Herrera-Gutiérrez M E, Seller-Pérez G, Lebrón-Gallardo M, De La Cruz-Cortés J P, González-Correa J A
Servicio de Cuidados Críticos y Urgencias, Complejo Hospitalario Hospital Universitario Carlos Haya, Málaga, España.
Med Intensiva. 2006 Oct;30(7):314-21. doi: 10.1016/s0210-5691(06)74536-3.
At present, there is no consensus on the best anticoagulant regimen for the maintenance of extrarenal clearance circuits (RRTC). We present our experience with the isolated use of epoprostenol in patients at risk of bleeding or associated to non-fractionated heparin (nFH) in patients with problems of early coagulation of the filters.
Prospective study of cohorts on all the RRTC filters used in our service since 1994.
Forty-two-bed polyvalent ICU in a tertiary hospital.
Anticoagulation was administered in prefilter perfusion, at doses of 5-7 U/kg/hour for nFH or 4-5 ng/kg/min for epoprostenol. The combined use was done with equal doses of epoprostenol and nFH at 2,5 U/kg/hour. VARIABLES OF MAIN INTEREST: We analyzed the duration of each filter, reason for removing the filter, existence of coagulopathy, platelet count, appearance of bleeding, anticoagulant used and dose.

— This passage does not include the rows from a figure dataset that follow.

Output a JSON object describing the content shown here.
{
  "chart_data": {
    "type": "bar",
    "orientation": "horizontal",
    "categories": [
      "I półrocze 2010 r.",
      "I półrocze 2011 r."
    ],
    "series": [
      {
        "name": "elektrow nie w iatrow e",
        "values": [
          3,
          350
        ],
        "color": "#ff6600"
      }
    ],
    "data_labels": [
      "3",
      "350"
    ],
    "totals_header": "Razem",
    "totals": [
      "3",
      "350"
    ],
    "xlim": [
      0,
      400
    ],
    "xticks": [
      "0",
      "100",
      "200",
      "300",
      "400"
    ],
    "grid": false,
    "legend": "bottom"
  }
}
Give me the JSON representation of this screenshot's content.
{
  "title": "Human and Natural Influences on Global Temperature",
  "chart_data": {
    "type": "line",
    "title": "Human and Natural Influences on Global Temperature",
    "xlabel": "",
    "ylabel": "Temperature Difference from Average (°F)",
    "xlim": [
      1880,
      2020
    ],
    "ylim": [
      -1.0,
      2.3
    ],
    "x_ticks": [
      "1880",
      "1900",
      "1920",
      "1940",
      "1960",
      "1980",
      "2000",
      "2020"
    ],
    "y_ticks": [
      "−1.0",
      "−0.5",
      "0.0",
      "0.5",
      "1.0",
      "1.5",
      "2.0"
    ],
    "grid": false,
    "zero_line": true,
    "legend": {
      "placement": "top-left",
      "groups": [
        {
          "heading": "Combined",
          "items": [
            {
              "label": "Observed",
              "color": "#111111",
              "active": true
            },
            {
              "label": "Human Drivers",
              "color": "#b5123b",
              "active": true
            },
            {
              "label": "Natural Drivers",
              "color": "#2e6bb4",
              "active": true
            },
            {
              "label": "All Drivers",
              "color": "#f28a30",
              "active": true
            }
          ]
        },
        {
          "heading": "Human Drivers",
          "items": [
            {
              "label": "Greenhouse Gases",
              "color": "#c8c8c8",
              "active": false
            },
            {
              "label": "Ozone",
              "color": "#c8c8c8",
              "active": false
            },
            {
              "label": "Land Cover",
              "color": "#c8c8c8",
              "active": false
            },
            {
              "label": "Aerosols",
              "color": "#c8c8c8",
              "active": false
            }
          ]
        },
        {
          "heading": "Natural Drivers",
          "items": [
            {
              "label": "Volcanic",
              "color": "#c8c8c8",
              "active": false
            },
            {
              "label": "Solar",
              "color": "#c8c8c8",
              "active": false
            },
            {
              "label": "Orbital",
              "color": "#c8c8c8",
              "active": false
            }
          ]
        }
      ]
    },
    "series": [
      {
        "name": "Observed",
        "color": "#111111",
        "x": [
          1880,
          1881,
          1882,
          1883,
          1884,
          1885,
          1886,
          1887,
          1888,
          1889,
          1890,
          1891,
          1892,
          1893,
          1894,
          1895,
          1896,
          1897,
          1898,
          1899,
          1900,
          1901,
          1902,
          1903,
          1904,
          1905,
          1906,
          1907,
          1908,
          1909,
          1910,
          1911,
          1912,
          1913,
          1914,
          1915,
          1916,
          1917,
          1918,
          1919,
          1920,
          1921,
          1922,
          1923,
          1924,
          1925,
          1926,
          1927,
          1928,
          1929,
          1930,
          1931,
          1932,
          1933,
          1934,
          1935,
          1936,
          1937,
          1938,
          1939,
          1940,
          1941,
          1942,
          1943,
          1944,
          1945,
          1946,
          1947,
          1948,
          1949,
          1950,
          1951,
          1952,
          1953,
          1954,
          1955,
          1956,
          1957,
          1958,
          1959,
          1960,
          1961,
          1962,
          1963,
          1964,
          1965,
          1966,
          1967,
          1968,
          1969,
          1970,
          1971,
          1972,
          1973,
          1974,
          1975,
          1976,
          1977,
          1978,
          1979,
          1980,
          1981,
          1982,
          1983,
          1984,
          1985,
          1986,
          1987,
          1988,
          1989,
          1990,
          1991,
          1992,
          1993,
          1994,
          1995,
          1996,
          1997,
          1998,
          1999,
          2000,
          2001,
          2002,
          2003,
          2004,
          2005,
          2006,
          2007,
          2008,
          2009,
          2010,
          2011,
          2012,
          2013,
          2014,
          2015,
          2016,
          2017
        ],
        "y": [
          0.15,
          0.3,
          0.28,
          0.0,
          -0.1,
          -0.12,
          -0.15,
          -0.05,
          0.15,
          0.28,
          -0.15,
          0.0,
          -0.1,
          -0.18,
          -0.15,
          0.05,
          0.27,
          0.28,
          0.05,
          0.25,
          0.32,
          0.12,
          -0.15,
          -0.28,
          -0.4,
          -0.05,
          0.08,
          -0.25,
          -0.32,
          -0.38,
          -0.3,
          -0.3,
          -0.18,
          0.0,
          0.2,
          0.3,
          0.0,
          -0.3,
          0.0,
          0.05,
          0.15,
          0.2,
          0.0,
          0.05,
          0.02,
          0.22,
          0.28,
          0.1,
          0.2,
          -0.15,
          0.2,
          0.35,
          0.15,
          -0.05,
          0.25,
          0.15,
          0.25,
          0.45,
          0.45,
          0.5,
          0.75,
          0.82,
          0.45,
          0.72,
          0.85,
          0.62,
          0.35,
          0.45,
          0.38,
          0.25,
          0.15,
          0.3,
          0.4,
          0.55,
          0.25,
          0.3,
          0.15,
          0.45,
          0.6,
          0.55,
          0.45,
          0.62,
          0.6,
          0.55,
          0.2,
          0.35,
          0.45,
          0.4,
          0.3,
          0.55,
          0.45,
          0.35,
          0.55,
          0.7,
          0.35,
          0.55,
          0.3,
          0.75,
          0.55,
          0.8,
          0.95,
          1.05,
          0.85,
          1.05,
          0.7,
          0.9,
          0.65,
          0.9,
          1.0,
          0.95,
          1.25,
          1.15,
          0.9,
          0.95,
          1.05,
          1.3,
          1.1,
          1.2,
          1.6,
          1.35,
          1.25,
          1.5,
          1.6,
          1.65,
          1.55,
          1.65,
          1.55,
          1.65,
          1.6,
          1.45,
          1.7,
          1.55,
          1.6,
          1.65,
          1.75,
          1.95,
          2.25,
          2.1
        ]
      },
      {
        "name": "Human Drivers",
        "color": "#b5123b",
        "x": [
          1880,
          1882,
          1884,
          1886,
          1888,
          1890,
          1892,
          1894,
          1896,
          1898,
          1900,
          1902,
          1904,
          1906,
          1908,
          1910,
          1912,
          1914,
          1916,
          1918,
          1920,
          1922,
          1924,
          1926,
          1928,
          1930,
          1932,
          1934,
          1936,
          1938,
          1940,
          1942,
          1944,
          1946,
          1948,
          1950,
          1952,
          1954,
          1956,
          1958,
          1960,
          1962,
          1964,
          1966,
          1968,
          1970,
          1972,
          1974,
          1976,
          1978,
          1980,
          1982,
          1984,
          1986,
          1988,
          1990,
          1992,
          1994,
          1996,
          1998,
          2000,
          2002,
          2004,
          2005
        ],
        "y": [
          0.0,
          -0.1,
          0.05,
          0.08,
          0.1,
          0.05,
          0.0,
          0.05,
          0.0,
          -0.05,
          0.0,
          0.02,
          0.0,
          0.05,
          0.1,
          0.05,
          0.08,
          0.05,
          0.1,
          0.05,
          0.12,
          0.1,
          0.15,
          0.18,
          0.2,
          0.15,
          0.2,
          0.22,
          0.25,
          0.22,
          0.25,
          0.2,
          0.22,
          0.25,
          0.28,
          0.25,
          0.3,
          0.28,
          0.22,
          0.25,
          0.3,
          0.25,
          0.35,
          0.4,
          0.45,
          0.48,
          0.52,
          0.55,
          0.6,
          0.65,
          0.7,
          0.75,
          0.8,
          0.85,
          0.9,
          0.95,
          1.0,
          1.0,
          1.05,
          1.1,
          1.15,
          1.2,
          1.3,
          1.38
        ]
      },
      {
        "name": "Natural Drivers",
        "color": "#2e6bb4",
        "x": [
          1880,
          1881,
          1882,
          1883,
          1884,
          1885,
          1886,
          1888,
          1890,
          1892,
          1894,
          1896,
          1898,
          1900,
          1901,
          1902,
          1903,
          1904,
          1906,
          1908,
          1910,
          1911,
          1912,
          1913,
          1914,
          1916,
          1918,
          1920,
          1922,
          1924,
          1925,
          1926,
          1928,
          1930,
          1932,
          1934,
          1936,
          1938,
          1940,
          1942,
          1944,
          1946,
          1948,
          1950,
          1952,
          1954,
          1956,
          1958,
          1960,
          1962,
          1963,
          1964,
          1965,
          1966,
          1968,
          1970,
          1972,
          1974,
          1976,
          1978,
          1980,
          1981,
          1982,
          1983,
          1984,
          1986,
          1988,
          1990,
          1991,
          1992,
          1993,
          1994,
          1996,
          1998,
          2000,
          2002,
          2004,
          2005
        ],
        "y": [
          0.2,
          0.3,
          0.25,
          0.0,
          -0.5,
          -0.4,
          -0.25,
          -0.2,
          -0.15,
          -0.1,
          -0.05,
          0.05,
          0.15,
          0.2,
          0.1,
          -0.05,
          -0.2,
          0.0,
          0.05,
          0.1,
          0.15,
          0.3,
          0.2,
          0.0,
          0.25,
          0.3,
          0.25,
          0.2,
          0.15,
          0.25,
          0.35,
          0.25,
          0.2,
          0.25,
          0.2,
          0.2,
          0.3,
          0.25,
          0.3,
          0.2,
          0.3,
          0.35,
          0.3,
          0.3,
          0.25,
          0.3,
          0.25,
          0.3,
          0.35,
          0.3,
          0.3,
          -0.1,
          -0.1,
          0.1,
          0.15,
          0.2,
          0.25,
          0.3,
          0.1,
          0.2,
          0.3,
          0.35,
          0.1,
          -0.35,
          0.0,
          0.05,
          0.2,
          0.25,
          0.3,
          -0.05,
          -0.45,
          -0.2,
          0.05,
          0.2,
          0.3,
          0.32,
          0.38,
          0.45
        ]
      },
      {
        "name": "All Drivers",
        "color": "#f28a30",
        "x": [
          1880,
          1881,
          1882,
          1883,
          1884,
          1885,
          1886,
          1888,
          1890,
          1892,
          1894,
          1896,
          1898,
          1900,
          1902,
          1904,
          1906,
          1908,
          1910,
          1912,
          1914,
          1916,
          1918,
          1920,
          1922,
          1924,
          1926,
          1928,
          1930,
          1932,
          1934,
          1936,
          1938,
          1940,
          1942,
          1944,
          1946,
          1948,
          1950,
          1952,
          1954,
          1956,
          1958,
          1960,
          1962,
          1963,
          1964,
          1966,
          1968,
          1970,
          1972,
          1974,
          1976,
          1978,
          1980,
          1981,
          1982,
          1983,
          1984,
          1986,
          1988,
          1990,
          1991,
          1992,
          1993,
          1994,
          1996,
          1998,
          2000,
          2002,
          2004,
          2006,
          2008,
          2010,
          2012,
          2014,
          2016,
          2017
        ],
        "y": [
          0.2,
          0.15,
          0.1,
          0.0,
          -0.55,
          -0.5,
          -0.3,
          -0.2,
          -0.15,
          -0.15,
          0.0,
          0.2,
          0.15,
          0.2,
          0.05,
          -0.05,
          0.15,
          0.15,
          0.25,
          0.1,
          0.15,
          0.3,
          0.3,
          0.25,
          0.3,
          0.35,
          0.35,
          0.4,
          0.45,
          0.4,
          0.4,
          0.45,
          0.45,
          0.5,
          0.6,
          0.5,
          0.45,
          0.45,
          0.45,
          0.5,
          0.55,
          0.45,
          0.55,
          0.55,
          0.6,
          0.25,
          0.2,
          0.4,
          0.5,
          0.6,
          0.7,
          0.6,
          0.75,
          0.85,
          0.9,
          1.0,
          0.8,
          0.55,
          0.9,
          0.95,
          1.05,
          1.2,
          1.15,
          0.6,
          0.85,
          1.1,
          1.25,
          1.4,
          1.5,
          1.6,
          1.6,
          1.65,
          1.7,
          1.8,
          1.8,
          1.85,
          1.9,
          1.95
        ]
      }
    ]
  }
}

We analyzed the use of 2,322 filters (66,957 hours) in 389 patients, 54% of whom had a clot. nFH was used in 74% of the filters for a median of 39 hours (interquartile range: 19-75), epoprostenol in 6% for 32 hours (interquartile range: 17-48) and combined therapy in 4% for 27 hours (interquartile range: 19-41). In the epoprostenol group, we detected a decrease in blood pressure in only two filters that became normal when the dose was decreased. The filters that were initially anticoagulated with nFH had a 14-hour survival as a median versus 27 hours in combined therapy (p < 0.001). In absence of coagulopathy or thrombopenia, we observed mild bleeding in 8%, moderate in 1% and serious in 1% in the 1,170 filters treated with nFH. We only observed mild bleeding in 3% in 66 filters with epoprostenol.
Isolated epoprostenol in patients at risk of bleeding provided a similar duration of the filters to nFH, decreasing the risk of bleeding. The use of epoprostenol plus low dose nFH significantly increases their duration in patients with early coagulation.
目前,对于维持肾外清除回路(RRTC)的最佳抗凝方案尚无共识。我们介绍了在有出血风险的患者中单独使用依前列醇的经验,以及在滤器早期凝血问题患者中与普通肝素(nFH)联合使用的经验。
对自1994年以来我们科室使用的所有RRTC滤器进行队列前瞻性研究。
一家三级医院的42张床位的综合重症监护病房。
在滤器前灌注中进行抗凝,nFH的剂量为5 - 7 U/kg/小时,依前列醇的剂量为4 - 5 ng/kg/分钟。联合使用时,依前列醇和nFH的剂量均为2.5 U/kg/小时。主要关注变量:我们分析了每个滤器的使用时长、滤器移除原因、是否存在凝血病、血小板计数、出血情况、使用的抗凝剂及其剂量。
我们分析了389例患者中2322个滤器的使用情况(共66957小时),其中54%的滤器出现了凝血。74%的滤器使用了nFH,中位使用时长为39小时(四分位间距:19 - 75);6%的滤器使用了依前列醇,时长为32小时(四分位间距:17 - 48);4%的滤器采用联合治疗,时长为27小时(四分位间距:19 - 41)。在依前列醇组中,仅在两个滤器中检测到血压下降,降低剂量后血压恢复正常。最初用nFH抗凝的滤器中位存活时长为14小时,而联合治疗组为27小时(p < 0.001)。在无凝血病或血小板减少症的情况下,在1170个使用nFH治疗的滤器中,我们观察到8%出现轻度出血,1%出现中度出血,1%出现严重出血。在66个使用依前列醇的滤器中,仅3%出现轻度出血。
在有出血风险的患者中单独使用依前列醇,滤器的使用时长与nFH相似,且降低了出血风险。在早期凝血患者中,使用依前列醇加低剂量nFH可显著延长滤器使用时长。